15 October, 2008

Continuing to Delve - The Meats

Meat is a vital component of the human diet. Vegetarians, despite their claims, simply cannot get 100% of the vital amino acids from vegetables without also consuming dangerous levels of plant-based estrogens and enzyme inhibitors that keep them from properly digesting their food. In addition, vegetarians almost universally suffer from minor copper toxicity and a corresponding zinc deficiency (the two are antagonistic: too much of one causes a drop in the other).

Meat, in the primitive diet, was a much more profitable consumption than it is today. Back when we had to hunt our own animals, we got meat that was created by a healthy, active creature living off the land. Today, most of the meat we eat is "dumbed down" - it's meat from docile, passive creatures that eat a melange of garbage left over from human and other animal feeds. That said, meat still acts as a concentrated source of many nutrients and vitamins. In much the same way that a huge funnel allows you to collect raindrops from several square feet into a concentrated flow of water, meat allows you to collect nutrients from hundreds of plants (or other animals!) in a single, easy-to-consume source.
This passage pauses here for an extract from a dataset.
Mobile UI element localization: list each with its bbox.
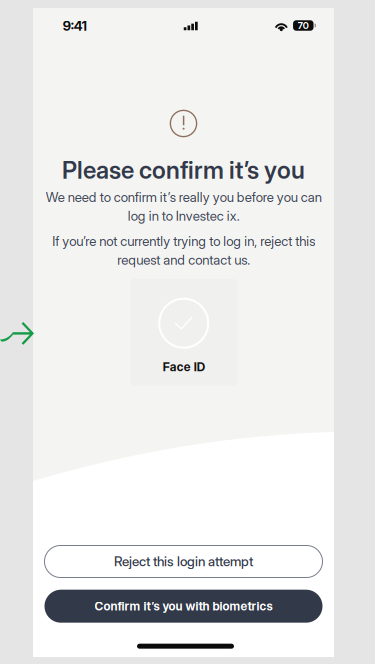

Meat is also the only complete source of amino acids, a vital substance for bodily function. Something very close to a complete protein set can be faked up by eating legumes and rice together, but there are simply some amino acids that don't exist in plant matter, and that your body can't create on it's own.

It's almost impossible to eat too much meat -- not because there isn't a point at which it becomes "bad for you", but because your body literally stops you before you reach that point (unless you have a carbohydrate addiction and the meat is packaged with a easy-to-digest carbohydrate, like McNuggets or pigs-in-a-blanket.)
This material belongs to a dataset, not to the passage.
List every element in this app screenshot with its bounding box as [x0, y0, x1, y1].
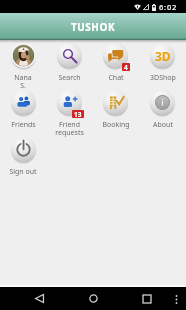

The most important thing to remember when eating meat is to not overcook it. Not only does overcooking break down some proteins and ruin the complete protein profile, it also destroys many nutrients that the meat would otherwise provide. While brief cooking is good to make meat palatable and reduce the risk of bacterial problems, overcooking is just as bad if not worse, in the long run, then eating the meat raw.